The work of the Diagnostic Accelerator has been spearheaded by Lauren Ritterhouse, MD, PhD, associate director of the Center for Integrated Diagnostics at MGH. The Validation Working Group, led by Petr Jarolim, MD, PhD, medical director of clinical chemistry at the Brigham, established the testing criteria for the DA.

“There’s a flood of diagnostic tests coming onto the market,” said Lauren Ritterhouse. “We’re at the bottom of the funnel — our goal is to boil down dozens of tests selected by our colleagues and determine what’s most likely to succeed. To do so, we’ll pressure test them, benchmark them against each other and get a better sense of what the performance of these tests is in our hands.”

The team’s goal is to find the optimal tests to suit not only the needs of the Mass General Brigham community but also the world beyond. They are publishing results as soon as they become available in order to share what they are learning.

In addition, at the beginning of May, two new working groups were announced. A new Implementation working group will focus on community engagement. The group will be led by Cheryl Clark, MD, ScD, a hospitalist and researcher at the Brigham and by Deb Hung, MD, PhD, of the Broad Institute, Mass General and the Brigham. And a new Horizon Technologies Working Group, which will identify emerging diagnostic technologies that have the potential to impact the current COVID pandemic and accelerate their deployment, is being led by Wesley P. Wong, PhD, of Boston Children’s Hospital and the Wyss Institute.

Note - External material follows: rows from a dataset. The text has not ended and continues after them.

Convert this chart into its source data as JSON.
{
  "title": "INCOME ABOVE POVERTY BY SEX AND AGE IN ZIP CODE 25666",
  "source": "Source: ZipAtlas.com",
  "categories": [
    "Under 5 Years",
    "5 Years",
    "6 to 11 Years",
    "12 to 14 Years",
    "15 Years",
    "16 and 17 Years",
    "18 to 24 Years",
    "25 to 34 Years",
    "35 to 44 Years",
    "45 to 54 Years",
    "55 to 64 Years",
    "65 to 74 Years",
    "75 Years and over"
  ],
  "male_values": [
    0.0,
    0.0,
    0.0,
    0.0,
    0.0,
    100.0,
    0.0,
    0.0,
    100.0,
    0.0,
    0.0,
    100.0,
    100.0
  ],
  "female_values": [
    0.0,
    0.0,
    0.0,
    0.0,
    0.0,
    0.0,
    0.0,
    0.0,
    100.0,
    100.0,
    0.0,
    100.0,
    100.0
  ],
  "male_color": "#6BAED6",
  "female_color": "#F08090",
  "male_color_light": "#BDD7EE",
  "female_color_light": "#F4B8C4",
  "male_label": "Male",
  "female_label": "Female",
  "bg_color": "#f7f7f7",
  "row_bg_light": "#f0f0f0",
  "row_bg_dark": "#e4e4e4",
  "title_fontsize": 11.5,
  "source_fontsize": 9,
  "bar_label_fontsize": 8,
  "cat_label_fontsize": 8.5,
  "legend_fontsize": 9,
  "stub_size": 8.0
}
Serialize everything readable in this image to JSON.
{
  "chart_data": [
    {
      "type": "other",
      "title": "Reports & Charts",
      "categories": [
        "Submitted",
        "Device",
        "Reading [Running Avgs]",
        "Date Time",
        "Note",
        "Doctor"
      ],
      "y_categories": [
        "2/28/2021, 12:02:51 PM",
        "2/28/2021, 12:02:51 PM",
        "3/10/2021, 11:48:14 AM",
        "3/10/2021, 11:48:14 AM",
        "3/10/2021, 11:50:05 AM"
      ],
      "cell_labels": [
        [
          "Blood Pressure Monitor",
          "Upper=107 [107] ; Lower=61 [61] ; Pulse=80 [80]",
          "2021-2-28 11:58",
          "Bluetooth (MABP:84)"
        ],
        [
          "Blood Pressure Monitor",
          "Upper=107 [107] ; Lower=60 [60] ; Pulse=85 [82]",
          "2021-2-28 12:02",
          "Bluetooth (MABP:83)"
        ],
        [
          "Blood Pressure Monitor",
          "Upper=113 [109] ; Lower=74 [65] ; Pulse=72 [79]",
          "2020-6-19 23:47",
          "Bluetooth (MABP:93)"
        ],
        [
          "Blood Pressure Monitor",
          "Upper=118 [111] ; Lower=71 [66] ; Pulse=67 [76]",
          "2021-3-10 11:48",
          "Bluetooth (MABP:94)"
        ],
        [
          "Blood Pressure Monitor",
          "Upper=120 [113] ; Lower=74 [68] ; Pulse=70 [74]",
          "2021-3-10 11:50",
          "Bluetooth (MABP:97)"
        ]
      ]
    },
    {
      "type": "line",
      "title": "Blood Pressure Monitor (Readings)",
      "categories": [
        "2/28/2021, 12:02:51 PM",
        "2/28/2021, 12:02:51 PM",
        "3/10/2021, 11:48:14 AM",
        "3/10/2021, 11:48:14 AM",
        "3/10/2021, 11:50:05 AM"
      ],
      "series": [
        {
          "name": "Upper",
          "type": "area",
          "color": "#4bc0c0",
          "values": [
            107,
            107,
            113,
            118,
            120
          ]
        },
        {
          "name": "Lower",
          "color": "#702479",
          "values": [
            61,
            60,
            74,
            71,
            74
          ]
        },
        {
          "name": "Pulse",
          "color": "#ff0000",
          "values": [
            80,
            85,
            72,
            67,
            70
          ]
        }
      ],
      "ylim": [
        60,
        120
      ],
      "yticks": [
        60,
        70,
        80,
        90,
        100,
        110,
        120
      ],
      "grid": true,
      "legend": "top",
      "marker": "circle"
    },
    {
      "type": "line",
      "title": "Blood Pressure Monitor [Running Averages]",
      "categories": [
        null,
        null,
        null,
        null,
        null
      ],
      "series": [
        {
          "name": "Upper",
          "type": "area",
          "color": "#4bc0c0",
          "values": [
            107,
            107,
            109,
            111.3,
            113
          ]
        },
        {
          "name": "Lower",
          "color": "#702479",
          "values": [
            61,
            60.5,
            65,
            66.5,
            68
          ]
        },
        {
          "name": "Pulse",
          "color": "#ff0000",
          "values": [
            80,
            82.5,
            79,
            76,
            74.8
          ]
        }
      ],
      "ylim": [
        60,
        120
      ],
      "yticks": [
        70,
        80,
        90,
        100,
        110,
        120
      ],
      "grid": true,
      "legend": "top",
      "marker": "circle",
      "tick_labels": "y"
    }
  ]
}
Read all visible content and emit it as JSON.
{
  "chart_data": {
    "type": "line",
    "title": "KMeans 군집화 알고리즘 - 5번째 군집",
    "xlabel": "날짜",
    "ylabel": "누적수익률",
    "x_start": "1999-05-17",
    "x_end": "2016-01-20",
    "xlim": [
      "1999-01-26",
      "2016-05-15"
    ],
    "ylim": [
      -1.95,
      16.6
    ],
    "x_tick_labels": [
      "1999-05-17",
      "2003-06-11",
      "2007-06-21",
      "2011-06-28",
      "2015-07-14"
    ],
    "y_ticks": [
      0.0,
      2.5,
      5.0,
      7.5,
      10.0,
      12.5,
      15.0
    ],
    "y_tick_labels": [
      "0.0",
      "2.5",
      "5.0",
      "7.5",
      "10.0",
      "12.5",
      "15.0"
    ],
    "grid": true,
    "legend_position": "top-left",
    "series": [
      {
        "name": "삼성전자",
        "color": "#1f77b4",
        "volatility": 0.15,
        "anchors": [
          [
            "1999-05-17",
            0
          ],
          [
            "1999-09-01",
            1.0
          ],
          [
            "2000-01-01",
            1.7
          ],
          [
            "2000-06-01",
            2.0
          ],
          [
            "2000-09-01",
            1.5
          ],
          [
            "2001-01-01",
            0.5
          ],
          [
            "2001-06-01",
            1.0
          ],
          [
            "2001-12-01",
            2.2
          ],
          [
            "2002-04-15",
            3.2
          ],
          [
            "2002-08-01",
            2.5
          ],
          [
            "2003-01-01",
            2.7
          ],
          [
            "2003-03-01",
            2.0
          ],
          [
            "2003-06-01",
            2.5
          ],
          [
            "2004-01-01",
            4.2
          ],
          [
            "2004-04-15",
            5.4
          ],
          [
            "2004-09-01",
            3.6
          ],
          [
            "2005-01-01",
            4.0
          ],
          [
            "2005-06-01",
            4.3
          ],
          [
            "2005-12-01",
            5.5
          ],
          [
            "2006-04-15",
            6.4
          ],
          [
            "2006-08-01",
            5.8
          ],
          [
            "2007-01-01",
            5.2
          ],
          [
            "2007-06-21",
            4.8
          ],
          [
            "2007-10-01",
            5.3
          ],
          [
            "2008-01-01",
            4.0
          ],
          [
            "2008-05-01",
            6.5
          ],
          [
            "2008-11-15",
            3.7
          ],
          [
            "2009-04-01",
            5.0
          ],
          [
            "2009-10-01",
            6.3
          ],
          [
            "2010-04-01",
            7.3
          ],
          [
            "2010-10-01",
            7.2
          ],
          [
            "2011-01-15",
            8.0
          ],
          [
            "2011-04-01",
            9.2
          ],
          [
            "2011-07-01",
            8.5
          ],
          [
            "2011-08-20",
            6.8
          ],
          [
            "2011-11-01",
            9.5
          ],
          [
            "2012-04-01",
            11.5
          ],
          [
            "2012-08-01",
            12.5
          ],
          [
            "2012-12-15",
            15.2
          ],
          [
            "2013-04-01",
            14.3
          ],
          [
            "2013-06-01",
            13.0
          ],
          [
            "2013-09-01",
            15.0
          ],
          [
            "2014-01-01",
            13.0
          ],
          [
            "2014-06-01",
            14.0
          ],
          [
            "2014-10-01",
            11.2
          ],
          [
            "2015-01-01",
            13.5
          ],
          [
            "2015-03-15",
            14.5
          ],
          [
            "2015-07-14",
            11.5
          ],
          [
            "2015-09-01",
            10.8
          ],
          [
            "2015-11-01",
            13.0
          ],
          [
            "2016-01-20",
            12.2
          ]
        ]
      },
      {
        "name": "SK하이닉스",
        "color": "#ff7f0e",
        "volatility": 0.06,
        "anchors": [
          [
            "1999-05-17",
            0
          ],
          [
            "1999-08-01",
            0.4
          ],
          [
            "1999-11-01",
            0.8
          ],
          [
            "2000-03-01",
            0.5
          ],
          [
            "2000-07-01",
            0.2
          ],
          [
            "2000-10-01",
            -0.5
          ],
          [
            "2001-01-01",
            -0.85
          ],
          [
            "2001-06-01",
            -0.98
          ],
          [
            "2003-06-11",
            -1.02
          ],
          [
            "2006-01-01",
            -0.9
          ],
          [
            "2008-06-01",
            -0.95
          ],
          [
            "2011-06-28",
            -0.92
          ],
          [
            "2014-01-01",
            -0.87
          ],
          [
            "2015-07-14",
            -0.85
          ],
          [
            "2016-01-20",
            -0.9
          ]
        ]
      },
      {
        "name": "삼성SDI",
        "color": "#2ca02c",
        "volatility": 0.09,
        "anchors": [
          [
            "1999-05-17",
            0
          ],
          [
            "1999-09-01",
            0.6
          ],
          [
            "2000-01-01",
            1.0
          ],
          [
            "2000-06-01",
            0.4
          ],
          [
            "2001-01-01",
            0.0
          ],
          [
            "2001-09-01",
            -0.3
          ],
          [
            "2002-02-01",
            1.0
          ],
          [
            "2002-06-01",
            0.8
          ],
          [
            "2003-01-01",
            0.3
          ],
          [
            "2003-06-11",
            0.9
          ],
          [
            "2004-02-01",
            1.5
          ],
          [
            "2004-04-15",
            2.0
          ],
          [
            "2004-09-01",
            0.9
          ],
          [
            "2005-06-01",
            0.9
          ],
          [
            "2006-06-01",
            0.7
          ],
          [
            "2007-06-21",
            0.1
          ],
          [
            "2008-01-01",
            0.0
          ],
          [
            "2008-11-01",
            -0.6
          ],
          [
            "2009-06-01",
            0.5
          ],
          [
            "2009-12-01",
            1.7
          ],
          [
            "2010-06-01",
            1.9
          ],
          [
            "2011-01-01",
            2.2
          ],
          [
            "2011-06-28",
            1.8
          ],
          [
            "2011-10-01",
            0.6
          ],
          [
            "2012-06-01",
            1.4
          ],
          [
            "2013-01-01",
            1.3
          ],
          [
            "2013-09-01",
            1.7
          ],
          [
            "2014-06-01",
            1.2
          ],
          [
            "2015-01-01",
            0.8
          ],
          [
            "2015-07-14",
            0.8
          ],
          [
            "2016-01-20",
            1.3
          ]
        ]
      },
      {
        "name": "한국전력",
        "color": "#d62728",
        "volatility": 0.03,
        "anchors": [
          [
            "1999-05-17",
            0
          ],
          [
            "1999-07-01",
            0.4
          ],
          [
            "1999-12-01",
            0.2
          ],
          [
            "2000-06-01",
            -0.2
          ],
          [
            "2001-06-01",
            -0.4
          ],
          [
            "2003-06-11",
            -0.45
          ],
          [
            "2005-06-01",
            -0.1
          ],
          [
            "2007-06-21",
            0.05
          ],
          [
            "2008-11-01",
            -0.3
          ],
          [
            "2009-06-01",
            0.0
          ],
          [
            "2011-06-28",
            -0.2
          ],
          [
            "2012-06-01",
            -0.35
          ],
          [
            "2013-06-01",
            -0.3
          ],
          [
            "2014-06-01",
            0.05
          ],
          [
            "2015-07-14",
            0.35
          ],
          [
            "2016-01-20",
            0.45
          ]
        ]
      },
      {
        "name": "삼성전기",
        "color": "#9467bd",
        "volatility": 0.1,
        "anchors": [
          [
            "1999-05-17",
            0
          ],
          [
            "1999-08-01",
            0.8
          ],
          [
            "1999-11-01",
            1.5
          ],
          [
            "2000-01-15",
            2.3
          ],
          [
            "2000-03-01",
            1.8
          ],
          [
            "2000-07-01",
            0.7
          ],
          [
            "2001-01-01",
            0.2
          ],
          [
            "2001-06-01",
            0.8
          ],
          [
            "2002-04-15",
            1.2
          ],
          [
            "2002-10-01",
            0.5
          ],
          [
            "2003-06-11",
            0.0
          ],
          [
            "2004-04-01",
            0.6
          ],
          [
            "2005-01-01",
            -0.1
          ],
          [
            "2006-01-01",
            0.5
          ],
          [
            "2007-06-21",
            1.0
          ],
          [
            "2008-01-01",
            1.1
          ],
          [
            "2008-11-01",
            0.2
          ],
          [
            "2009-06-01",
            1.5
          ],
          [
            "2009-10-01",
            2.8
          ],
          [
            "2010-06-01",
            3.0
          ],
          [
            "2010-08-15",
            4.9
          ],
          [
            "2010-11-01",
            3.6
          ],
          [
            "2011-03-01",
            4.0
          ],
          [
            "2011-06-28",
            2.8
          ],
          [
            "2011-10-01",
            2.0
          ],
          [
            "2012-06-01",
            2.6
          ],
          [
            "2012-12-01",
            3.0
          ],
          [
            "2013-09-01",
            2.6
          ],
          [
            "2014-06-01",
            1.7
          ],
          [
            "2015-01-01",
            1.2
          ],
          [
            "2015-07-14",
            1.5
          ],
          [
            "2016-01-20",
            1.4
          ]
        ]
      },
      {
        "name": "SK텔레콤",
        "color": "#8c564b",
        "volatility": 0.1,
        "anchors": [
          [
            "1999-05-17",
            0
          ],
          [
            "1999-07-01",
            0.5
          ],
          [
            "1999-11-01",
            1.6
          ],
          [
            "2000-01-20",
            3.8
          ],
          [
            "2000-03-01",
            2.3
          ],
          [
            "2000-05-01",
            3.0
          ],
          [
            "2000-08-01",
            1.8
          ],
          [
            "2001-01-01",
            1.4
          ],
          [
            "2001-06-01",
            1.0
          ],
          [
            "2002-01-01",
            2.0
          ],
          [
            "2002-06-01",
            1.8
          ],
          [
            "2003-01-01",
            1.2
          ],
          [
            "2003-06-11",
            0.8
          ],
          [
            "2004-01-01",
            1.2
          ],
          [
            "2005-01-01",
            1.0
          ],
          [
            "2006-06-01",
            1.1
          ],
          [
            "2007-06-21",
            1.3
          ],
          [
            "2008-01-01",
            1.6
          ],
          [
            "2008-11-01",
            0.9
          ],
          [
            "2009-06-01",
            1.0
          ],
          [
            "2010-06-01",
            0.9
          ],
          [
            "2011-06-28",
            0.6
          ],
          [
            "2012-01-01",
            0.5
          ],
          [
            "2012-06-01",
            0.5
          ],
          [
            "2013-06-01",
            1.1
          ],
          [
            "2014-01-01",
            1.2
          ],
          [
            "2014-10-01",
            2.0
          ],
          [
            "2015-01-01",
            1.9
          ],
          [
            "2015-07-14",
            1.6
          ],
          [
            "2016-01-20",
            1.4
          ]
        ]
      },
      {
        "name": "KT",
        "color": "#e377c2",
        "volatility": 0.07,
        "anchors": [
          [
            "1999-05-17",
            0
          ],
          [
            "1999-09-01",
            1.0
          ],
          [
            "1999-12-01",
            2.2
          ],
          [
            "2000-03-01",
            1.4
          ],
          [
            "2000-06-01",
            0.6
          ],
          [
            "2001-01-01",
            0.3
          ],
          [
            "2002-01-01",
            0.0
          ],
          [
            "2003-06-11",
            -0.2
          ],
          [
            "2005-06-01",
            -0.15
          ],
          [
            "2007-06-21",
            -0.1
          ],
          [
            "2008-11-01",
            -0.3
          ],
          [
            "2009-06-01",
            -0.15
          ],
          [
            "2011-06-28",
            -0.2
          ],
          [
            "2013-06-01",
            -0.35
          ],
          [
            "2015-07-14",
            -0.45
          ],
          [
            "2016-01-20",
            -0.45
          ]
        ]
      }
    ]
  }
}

“Our original mission was to start locally and then expand, with an initial focus on community testing in partnership with state and local government,” said Ritterhouse. “We’re starting to think about what will be most helpful for testing in other areas of the country too.”

Stronger Together

The Diagnostics Pillar’s working groups, including the Diagnostics Accelerator, have conducted their efforts virtually with support and coordination through the Brigham Research Institute (BRI), which has hosted town hall meetings, created Slack channels and more to connect research communities.

The center’s mission and operations continue to evolve as it nears its two-month birthday. David Walt noted that the diagnostics work would not have been possible without an incredible amount of administrative and operational support from the Brigham Research Institute (BRI), which served as central command for this particular pillar of the MGB CCI arranging for volunteer project managers, research administration liaisons and administrative support for each working group.

Jacqueline Slavik, PhD, executive director of the BRI, said that the BRI pivoted sharply at the end of March to focus the team’s efforts on supporting the MGB CCI. “Anu Swaminathan, PhD, took on the role of administrative director for the diagnostics pillar, working closely with David to pull together a staffing model with no initial resources and strictly volunteer staff, managing day to day operations,” said Slavik. “The BRI team collectively agreed that supporting the MGB CCI was the most important work we could be doing during this pandemic.”

“It’s been impressive to pull together an entire research operation in an accelerated timeline, especially when you consider everyone is volunteering their time,” said Ritterhouse. “I now have all of these new colleagues and collaborators I would never have met otherwise. I can’t wait to get to meet them in person someday.”